President Obama, always the politician, never the leader has made an odd but rather fitting choice to deliver his speech on his plans for our military in Afghanistan by using West Point as his back drop. The normal location we are accustomed to seeing our Commander in Chief give such important military talks is the Oval Office. For some reason, Obama doesn't think it gives him enough "gravitas," and needs one of our most important military symbols behind his teleprompter.
The irony of this location I am sure escapes Obama, and all of his staff. It would be hard to imagine any American History majors working anywhere in his administration, so to them West Point is just another "great photo op." However the fact that just 230 years ago it was the sight of the single most treasonous act was attempted by an American military leader, General Benedict Arnold.
After Obama assumed command as president, he replaced General McKiernan with General Stanly McCrystal in May of 09 as his leader for the Afghanistan War. After three months on the ground, McCrystal sent in his report and request for 40,000 more troops on August 30th of 2009. With this dire warning;
“Failure to gain the initiative and reverse insurgent momentum in the near term (next 12 months) — while Afghan security capacity matures — risks an outcome where defeating the insurgency is no longer possible,” General McChrystal writes.
Now after 102 days of dithering while Afghanistan was burning, Obama finally decides to take yet another road trip to grace us all with his decision. For someone who fancies himself Lincolnesque is anything but, one of Lincoln's rules for leadership was to make decisions quickly but be stubborn to change them once made.
What we hear leaked that will be in that speech is there are no references to winning, victory, or any achievement, just an exit strategy. It is as if Obama is flying to West Point the cradle of great military leadership to spit in the face of our military past and present.
Two hundred thirty years ago, General Benedict Arnold sought the command of West Point to get back at his country for what he believed were slights, and for his badly bruised ego. Arnold was one of George Washington's most able subordinates and skilled officers. An officer who had been responsible for victories at Ticonderoga, Quebec, and, in part, Saratoga. His ego was bruised under the apparent lack of recognition for his efforts as General Gates, and Ethan Allen both took the glory from the field even though the victory was actually Arnold's.
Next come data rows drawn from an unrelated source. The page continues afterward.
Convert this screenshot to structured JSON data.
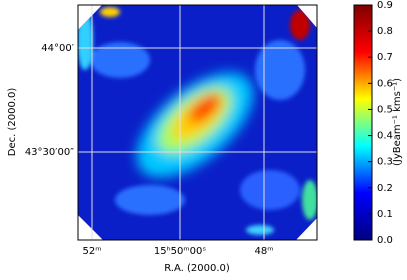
{
  "chart_data": {
    "type": "image",
    "xlabel": "R.A. (2000.0)",
    "ylabel": "Dec. (2000.0)",
    "xtick_labels": [
      "52ᵐ",
      "15ʰ50ᵐ00ˢ",
      "48ᵐ"
    ],
    "ytick_labels": [
      "44°00′",
      "43°30′00″"
    ],
    "grid": true,
    "colorbar": {
      "label": "(JyBeam⁻¹ kms⁻¹)",
      "clim": [
        0,
        0.9
      ],
      "ticks": [
        {
          "value": 0,
          "label": "0.0"
        },
        0.1,
        0.2,
        0.3,
        0.4,
        0.5,
        0.6,
        0.7,
        0.8,
        0.9
      ],
      "colormap": [
        "#00007f",
        "#0000ff",
        "#00ffff",
        "#ffff00",
        "#ff0000",
        "#7f0000"
      ]
    }
  }
}
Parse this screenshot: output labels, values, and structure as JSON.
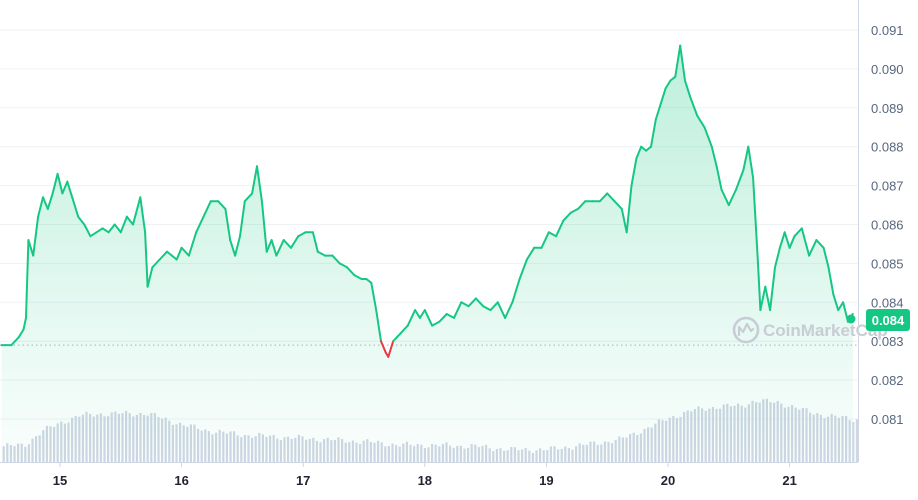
{
  "chart_data": {
    "type": "area",
    "watermark": "CoinMarketCap",
    "current_price_label": "0.084",
    "baseline": 0.0829,
    "ylim": [
      0.08,
      0.0918
    ],
    "y_ticks": [
      {
        "value": 0.081,
        "label": "0.081"
      },
      {
        "value": 0.082,
        "label": "0.082"
      },
      {
        "value": 0.083,
        "label": "0.083"
      },
      {
        "value": 0.084,
        "label": "0.084"
      },
      {
        "value": 0.085,
        "label": "0.085"
      },
      {
        "value": 0.086,
        "label": "0.086"
      },
      {
        "value": 0.087,
        "label": "0.087"
      },
      {
        "value": 0.088,
        "label": "0.088"
      },
      {
        "value": 0.089,
        "label": "0.089"
      },
      {
        "value": 0.09,
        "label": "0.090"
      },
      {
        "value": 0.091,
        "label": "0.091"
      }
    ],
    "xlim": [
      14.52,
      21.55
    ],
    "x_ticks": [
      {
        "value": 15,
        "label": "15"
      },
      {
        "value": 16,
        "label": "16"
      },
      {
        "value": 17,
        "label": "17"
      },
      {
        "value": 18,
        "label": "18"
      },
      {
        "value": 19,
        "label": "19"
      },
      {
        "value": 20,
        "label": "20"
      },
      {
        "value": 21,
        "label": "21"
      }
    ],
    "price_series": [
      [
        14.52,
        0.0829
      ],
      [
        14.6,
        0.0829
      ],
      [
        14.66,
        0.0831
      ],
      [
        14.7,
        0.0833
      ],
      [
        14.72,
        0.0836
      ],
      [
        14.74,
        0.0856
      ],
      [
        14.78,
        0.0852
      ],
      [
        14.82,
        0.0862
      ],
      [
        14.86,
        0.0867
      ],
      [
        14.9,
        0.0864
      ],
      [
        14.94,
        0.0868
      ],
      [
        14.98,
        0.0873
      ],
      [
        15.02,
        0.0868
      ],
      [
        15.06,
        0.0871
      ],
      [
        15.1,
        0.0867
      ],
      [
        15.15,
        0.0862
      ],
      [
        15.2,
        0.086
      ],
      [
        15.25,
        0.0857
      ],
      [
        15.3,
        0.0858
      ],
      [
        15.35,
        0.0859
      ],
      [
        15.4,
        0.0858
      ],
      [
        15.45,
        0.086
      ],
      [
        15.5,
        0.0858
      ],
      [
        15.55,
        0.0862
      ],
      [
        15.6,
        0.086
      ],
      [
        15.66,
        0.0867
      ],
      [
        15.7,
        0.0858
      ],
      [
        15.72,
        0.0844
      ],
      [
        15.76,
        0.0849
      ],
      [
        15.82,
        0.0851
      ],
      [
        15.88,
        0.0853
      ],
      [
        15.92,
        0.0852
      ],
      [
        15.96,
        0.0851
      ],
      [
        16.0,
        0.0854
      ],
      [
        16.06,
        0.0852
      ],
      [
        16.12,
        0.0858
      ],
      [
        16.18,
        0.0862
      ],
      [
        16.24,
        0.0866
      ],
      [
        16.3,
        0.0866
      ],
      [
        16.36,
        0.0864
      ],
      [
        16.4,
        0.0856
      ],
      [
        16.44,
        0.0852
      ],
      [
        16.48,
        0.0857
      ],
      [
        16.52,
        0.0866
      ],
      [
        16.58,
        0.0868
      ],
      [
        16.62,
        0.0875
      ],
      [
        16.66,
        0.0866
      ],
      [
        16.7,
        0.0853
      ],
      [
        16.74,
        0.0856
      ],
      [
        16.78,
        0.0852
      ],
      [
        16.84,
        0.0856
      ],
      [
        16.9,
        0.0854
      ],
      [
        16.96,
        0.0857
      ],
      [
        17.02,
        0.0858
      ],
      [
        17.08,
        0.0858
      ],
      [
        17.12,
        0.0853
      ],
      [
        17.18,
        0.0852
      ],
      [
        17.24,
        0.0852
      ],
      [
        17.3,
        0.085
      ],
      [
        17.36,
        0.0849
      ],
      [
        17.42,
        0.0847
      ],
      [
        17.48,
        0.0846
      ],
      [
        17.52,
        0.0846
      ],
      [
        17.56,
        0.0845
      ],
      [
        17.6,
        0.0838
      ],
      [
        17.64,
        0.083
      ],
      [
        17.68,
        0.0827
      ],
      [
        17.7,
        0.0826
      ],
      [
        17.74,
        0.083
      ],
      [
        17.8,
        0.0832
      ],
      [
        17.86,
        0.0834
      ],
      [
        17.92,
        0.0838
      ],
      [
        17.96,
        0.0836
      ],
      [
        18.0,
        0.0838
      ],
      [
        18.06,
        0.0834
      ],
      [
        18.12,
        0.0835
      ],
      [
        18.18,
        0.0837
      ],
      [
        18.24,
        0.0836
      ],
      [
        18.3,
        0.084
      ],
      [
        18.36,
        0.0839
      ],
      [
        18.42,
        0.0841
      ],
      [
        18.48,
        0.0839
      ],
      [
        18.54,
        0.0838
      ],
      [
        18.6,
        0.084
      ],
      [
        18.66,
        0.0836
      ],
      [
        18.72,
        0.084
      ],
      [
        18.78,
        0.0846
      ],
      [
        18.84,
        0.0851
      ],
      [
        18.9,
        0.0854
      ],
      [
        18.96,
        0.0854
      ],
      [
        19.02,
        0.0858
      ],
      [
        19.08,
        0.0857
      ],
      [
        19.14,
        0.0861
      ],
      [
        19.2,
        0.0863
      ],
      [
        19.26,
        0.0864
      ],
      [
        19.32,
        0.0866
      ],
      [
        19.38,
        0.0866
      ],
      [
        19.44,
        0.0866
      ],
      [
        19.5,
        0.0868
      ],
      [
        19.56,
        0.0866
      ],
      [
        19.62,
        0.0864
      ],
      [
        19.66,
        0.0858
      ],
      [
        19.7,
        0.087
      ],
      [
        19.74,
        0.0877
      ],
      [
        19.78,
        0.088
      ],
      [
        19.82,
        0.0879
      ],
      [
        19.86,
        0.088
      ],
      [
        19.9,
        0.0887
      ],
      [
        19.94,
        0.0891
      ],
      [
        19.98,
        0.0895
      ],
      [
        20.02,
        0.0897
      ],
      [
        20.06,
        0.0898
      ],
      [
        20.1,
        0.0906
      ],
      [
        20.14,
        0.0897
      ],
      [
        20.18,
        0.0893
      ],
      [
        20.24,
        0.0888
      ],
      [
        20.3,
        0.0885
      ],
      [
        20.36,
        0.088
      ],
      [
        20.4,
        0.0875
      ],
      [
        20.44,
        0.0869
      ],
      [
        20.5,
        0.0865
      ],
      [
        20.56,
        0.0869
      ],
      [
        20.62,
        0.0874
      ],
      [
        20.66,
        0.088
      ],
      [
        20.7,
        0.0872
      ],
      [
        20.74,
        0.085
      ],
      [
        20.76,
        0.0838
      ],
      [
        20.8,
        0.0844
      ],
      [
        20.84,
        0.0838
      ],
      [
        20.88,
        0.0849
      ],
      [
        20.92,
        0.0854
      ],
      [
        20.96,
        0.0858
      ],
      [
        21.0,
        0.0854
      ],
      [
        21.04,
        0.0857
      ],
      [
        21.1,
        0.0859
      ],
      [
        21.16,
        0.0852
      ],
      [
        21.22,
        0.0856
      ],
      [
        21.28,
        0.0854
      ],
      [
        21.32,
        0.0849
      ],
      [
        21.36,
        0.0842
      ],
      [
        21.4,
        0.0838
      ],
      [
        21.44,
        0.084
      ],
      [
        21.48,
        0.0835
      ],
      [
        21.52,
        0.0837
      ]
    ],
    "volume_relative_series": [
      [
        14.52,
        0.28
      ],
      [
        14.7,
        0.3
      ],
      [
        14.85,
        0.55
      ],
      [
        15.0,
        0.7
      ],
      [
        15.15,
        0.82
      ],
      [
        15.3,
        0.85
      ],
      [
        15.5,
        0.86
      ],
      [
        15.7,
        0.86
      ],
      [
        15.8,
        0.8
      ],
      [
        16.0,
        0.66
      ],
      [
        16.2,
        0.56
      ],
      [
        16.5,
        0.48
      ],
      [
        17.0,
        0.42
      ],
      [
        17.5,
        0.36
      ],
      [
        17.8,
        0.3
      ],
      [
        18.0,
        0.3
      ],
      [
        18.4,
        0.28
      ],
      [
        18.7,
        0.22
      ],
      [
        19.0,
        0.22
      ],
      [
        19.3,
        0.3
      ],
      [
        19.6,
        0.4
      ],
      [
        19.8,
        0.58
      ],
      [
        20.0,
        0.78
      ],
      [
        20.2,
        0.92
      ],
      [
        20.4,
        0.98
      ],
      [
        20.6,
        1.0
      ],
      [
        20.7,
        1.08
      ],
      [
        20.9,
        1.06
      ],
      [
        21.1,
        0.92
      ],
      [
        21.3,
        0.82
      ],
      [
        21.52,
        0.76
      ]
    ],
    "colors": {
      "line_up": "#16c784",
      "line_down": "#ea3943",
      "fill_top": "#16c784",
      "volume_bar": "#cfd6e4",
      "grid": "#eff2f5",
      "baseline_dots": "#a6b0c3",
      "axis_line": "#cfd6e4",
      "price_label_bg": "#16c784"
    }
  }
}
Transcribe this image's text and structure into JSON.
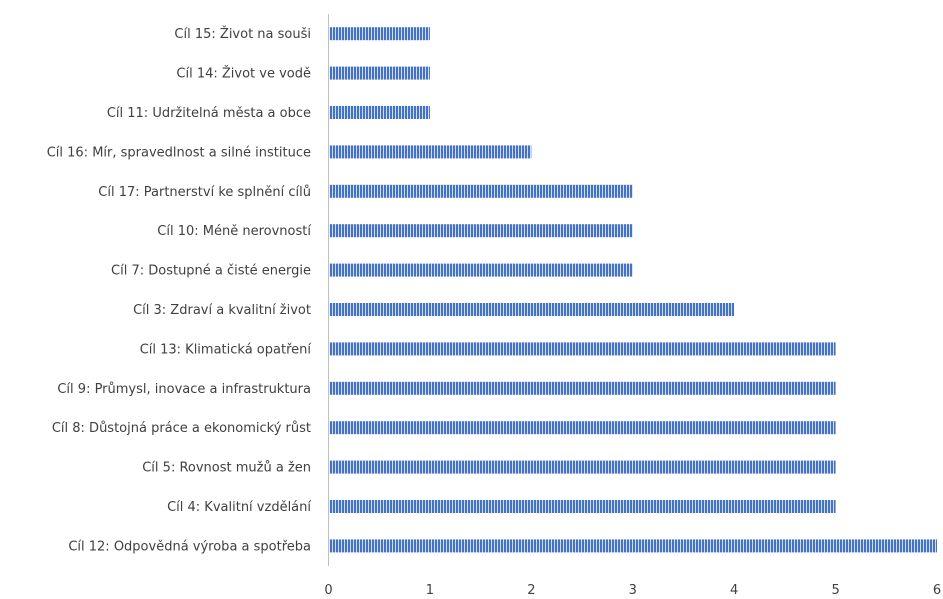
{
  "chart_data": {
    "type": "bar",
    "orientation": "horizontal",
    "categories": [
      "Cíl 15: Život na souši",
      "Cíl 14: Život ve vodě",
      "Cíl 11: Udržitelná města a obce",
      "Cíl 16: Mír, spravedlnost a silné instituce",
      "Cíl 17: Partnerství ke splnění cílů",
      "Cíl 10: Méně nerovností",
      "Cíl 7: Dostupné a čisté energie",
      "Cíl 3: Zdraví a kvalitní život",
      "Cíl 13: Klimatická opatření",
      "Cíl 9: Průmysl, inovace a infrastruktura",
      "Cíl 8: Důstojná práce a ekonomický růst",
      "Cíl 5: Rovnost mužů a žen",
      "Cíl 4: Kvalitní vzdělání",
      "Cíl 12: Odpovědná výroba a spotřeba"
    ],
    "values": [
      1,
      1,
      1,
      2,
      3,
      3,
      3,
      4,
      5,
      5,
      5,
      5,
      5,
      6
    ],
    "xticks": [
      "0",
      "1",
      "2",
      "3",
      "4",
      "5",
      "6"
    ],
    "xlim": [
      0,
      6
    ],
    "title": "",
    "xlabel": "",
    "ylabel": "",
    "grid": false,
    "legend": "none",
    "bar_color": "#4472C4",
    "bar_stripe_color": "#ffffff",
    "axis_color": "#bfbfbf",
    "label_color": "#404040"
  }
}
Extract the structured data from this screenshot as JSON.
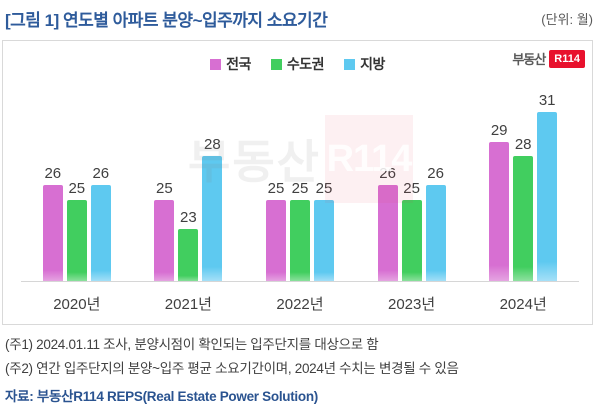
{
  "header": {
    "title": "[그림 1] 연도별 아파트 분양~입주까지 소요기간",
    "unit": "(단위: 월)"
  },
  "logo": {
    "prefix": "부동산",
    "badge": "R114"
  },
  "watermark": {
    "prefix": "부동산",
    "badge": "R114"
  },
  "chart_data": {
    "type": "bar",
    "title": "연도별 아파트 분양~입주까지 소요기간",
    "unit_label": "월",
    "categories": [
      "2020년",
      "2021년",
      "2022년",
      "2023년",
      "2024년"
    ],
    "series": [
      {
        "name": "전국",
        "color": "#d76fd2",
        "color_light": "#e6a8e2",
        "values": [
          26,
          25,
          25,
          26,
          29
        ]
      },
      {
        "name": "수도권",
        "color": "#41ce5f",
        "color_light": "#93e2a4",
        "values": [
          25,
          23,
          25,
          25,
          28
        ]
      },
      {
        "name": "지방",
        "color": "#5ec9f0",
        "color_light": "#a9e1f8",
        "values": [
          26,
          28,
          25,
          26,
          31
        ]
      }
    ],
    "ylim": [
      19.4,
      33
    ],
    "grid": false,
    "legend_position": "top",
    "value_labels": true
  },
  "notes": {
    "note1": "(주1) 2024.01.11 조사, 분양시점이 확인되는 입주단지를 대상으로 함",
    "note2": "(주2) 연간 입주단지의 분양~입주 평균 소요기간이며, 2024년 수치는 변경될 수 있음",
    "source": "자료: 부동산R114 REPS(Real Estate Power Solution)"
  }
}
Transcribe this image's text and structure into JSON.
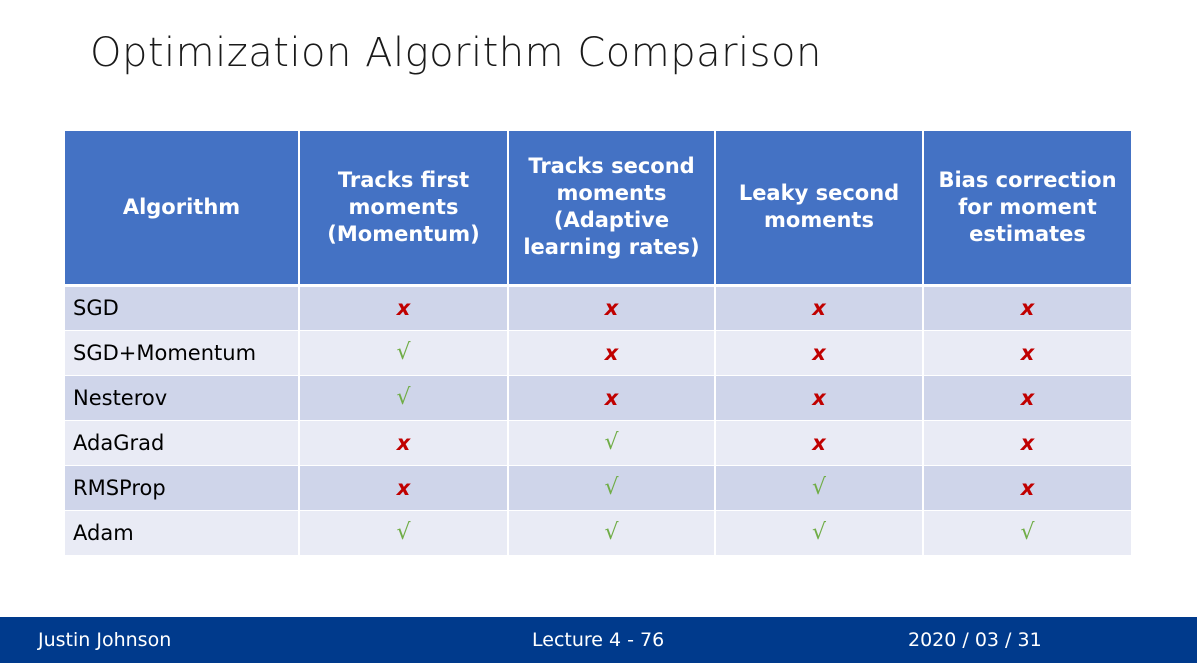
{
  "slide": {
    "title": "Optimization Algorithm Comparison"
  },
  "table": {
    "headers": [
      [
        "Algorithm"
      ],
      [
        "Tracks first",
        "moments",
        "(Momentum)"
      ],
      [
        "Tracks second",
        "moments",
        "(Adaptive",
        "learning rates)"
      ],
      [
        "Leaky second",
        "moments"
      ],
      [
        "Bias correction",
        "for moment",
        "estimates"
      ]
    ],
    "rows": [
      {
        "algorithm": "SGD",
        "marks": [
          "x",
          "x",
          "x",
          "x"
        ]
      },
      {
        "algorithm": "SGD+Momentum",
        "marks": [
          "check",
          "x",
          "x",
          "x"
        ]
      },
      {
        "algorithm": "Nesterov",
        "marks": [
          "check",
          "x",
          "x",
          "x"
        ]
      },
      {
        "algorithm": "AdaGrad",
        "marks": [
          "x",
          "check",
          "x",
          "x"
        ]
      },
      {
        "algorithm": "RMSProp",
        "marks": [
          "x",
          "check",
          "check",
          "x"
        ]
      },
      {
        "algorithm": "Adam",
        "marks": [
          "check",
          "check",
          "check",
          "check"
        ]
      }
    ],
    "symbols": {
      "x": "x",
      "check": "√"
    },
    "colors": {
      "header_bg": "#4472c4",
      "row_odd": "#cfd5ea",
      "row_even": "#e9ebf5",
      "x_color": "#c00000",
      "check_color": "#70ad47"
    }
  },
  "footer": {
    "author": "Justin Johnson",
    "lecture": "Lecture 4 - 76",
    "date": "2020 / 03 / 31",
    "bg_color": "#003a8c"
  }
}
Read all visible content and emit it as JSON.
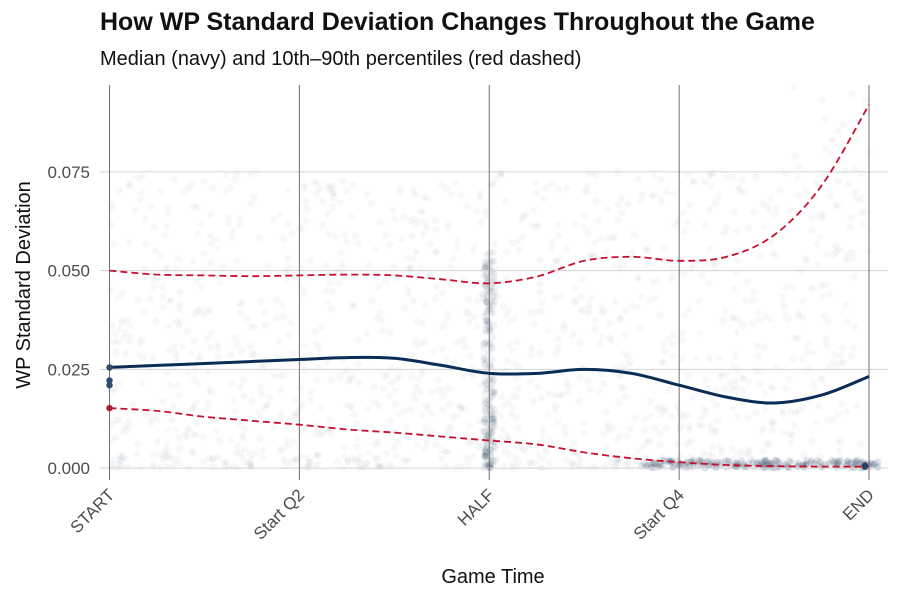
{
  "chart_data": {
    "type": "line",
    "title": "How WP Standard Deviation Changes Throughout the Game",
    "subtitle": "Median (navy) and 10th–90th percentiles (red dashed)",
    "xlabel": "Game Time",
    "ylabel": "WP Standard Deviation",
    "x_tick_labels": [
      "START",
      "Start Q2",
      "HALF",
      "Start Q4",
      "END"
    ],
    "y_tick_labels": [
      "0.000",
      "0.025",
      "0.050",
      "0.075"
    ],
    "y_ticks": [
      0,
      0.025,
      0.05,
      0.075
    ],
    "ylim": [
      -0.003,
      0.097
    ],
    "xlim": [
      -0.05,
      4.1
    ],
    "grid": true,
    "series": [
      {
        "name": "Median",
        "color": "#0b2d55",
        "style": "solid",
        "x": [
          0,
          0.25,
          0.5,
          0.75,
          1,
          1.25,
          1.5,
          1.75,
          2,
          2.25,
          2.5,
          2.75,
          3,
          3.25,
          3.5,
          3.75,
          4
        ],
        "values": [
          0.0255,
          0.026,
          0.0265,
          0.027,
          0.0275,
          0.028,
          0.0278,
          0.026,
          0.024,
          0.024,
          0.025,
          0.024,
          0.021,
          0.018,
          0.0165,
          0.0185,
          0.0232
        ]
      },
      {
        "name": "90th percentile",
        "color": "#c8102e",
        "style": "dashed",
        "x": [
          0,
          0.25,
          0.5,
          0.75,
          1,
          1.25,
          1.5,
          1.75,
          2,
          2.25,
          2.5,
          2.75,
          3,
          3.25,
          3.5,
          3.75,
          4
        ],
        "values": [
          0.05,
          0.049,
          0.0488,
          0.0486,
          0.0488,
          0.049,
          0.0488,
          0.0478,
          0.0468,
          0.0485,
          0.0525,
          0.0535,
          0.0525,
          0.0535,
          0.059,
          0.0715,
          0.092
        ]
      },
      {
        "name": "10th percentile",
        "color": "#c8102e",
        "style": "dashed",
        "x": [
          0,
          0.25,
          0.5,
          0.75,
          1,
          1.25,
          1.5,
          1.75,
          2,
          2.25,
          2.5,
          2.75,
          3,
          3.25,
          3.5,
          3.75,
          4
        ],
        "values": [
          0.0152,
          0.0145,
          0.013,
          0.012,
          0.011,
          0.0098,
          0.009,
          0.008,
          0.007,
          0.006,
          0.004,
          0.0025,
          0.0015,
          0.0008,
          0.0005,
          0.0004,
          0.0004
        ]
      }
    ],
    "start_points": [
      0.0255,
      0.0222,
      0.021,
      0.0152
    ],
    "end_points": [
      0.0005,
      0.0008,
      0.0003
    ]
  }
}
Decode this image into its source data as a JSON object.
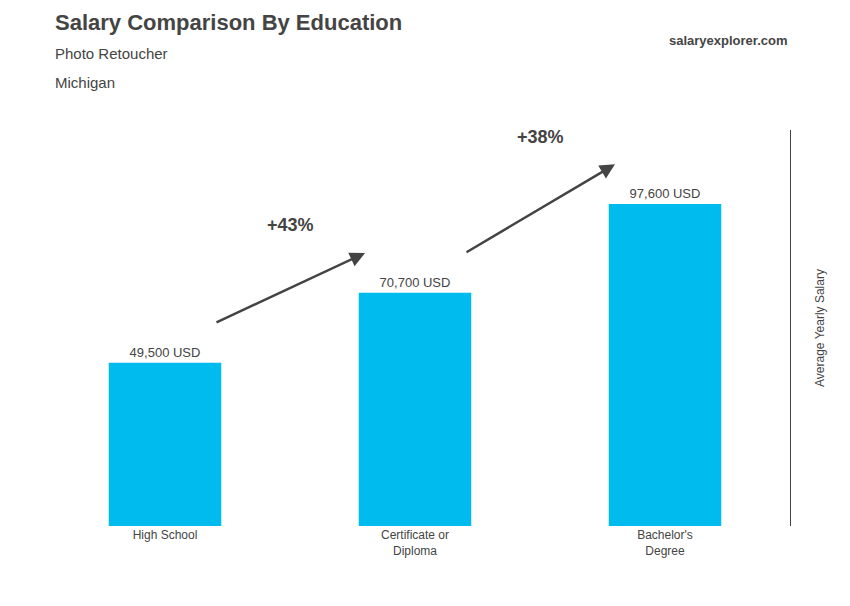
{
  "chart_data": {
    "type": "bar",
    "title": "Salary Comparison By Education",
    "subtitle": [
      "Photo Retoucher",
      "Michigan"
    ],
    "categories": [
      "High School",
      "Certificate or\nDiploma",
      "Bachelor's\nDegree"
    ],
    "values": [
      49500,
      70700,
      97600
    ],
    "value_labels": [
      "49,500 USD",
      "70,700 USD",
      "97,600 USD"
    ],
    "data_labels": true,
    "color": "#00bbee",
    "ylabel": "Average Yearly Salary",
    "ylim": [
      0,
      120000
    ],
    "tick_labels": "x",
    "grid": false,
    "annotations": [
      "+43%",
      "+38%",
      "salaryexplorer.com"
    ]
  }
}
While commanding a garrison in Philadelphia, where he married Peggy Shippen, a wealthy Tory who encouraged his spending and speculation. In 1779 a committee charged him with misuse of official funds and ordered Washington to discipline Arnold. Instead, Washington, knowing that the Governor who was attacking Arnold was doing so out of jealousy of power. Washington praised his general's military record without mentioning the charge. Arnold took this as less than full support, not considering Washington's need to keep the governor placated as well.
Through his wife Arnold was convinced to get his revenge, and to clean up his finances, by turning over West Point to the British. His courier was caught and hanged, Washington and Hamilton were on their way to confront Arnold when he got word and ran. Arnold then fielded a command for the British against the Americans in Virginia. He later retired to England in 1781, where he died bankrupt and unhappy, his name forever equated to treason in America.
As colonial historian O.H. Chitwood observed, if Arnold "could have remained true to his first love for a year longer his name would probably now have a place next to that of Washington in the list of Revolutionary heroes."
Today, 230 years later, we have once again a military leader, this time Commander in Chief, choosing West Point as his location of choice to be a traitor to his command, and to his country. His name will one day also be spit out with vile as Arnold's is today.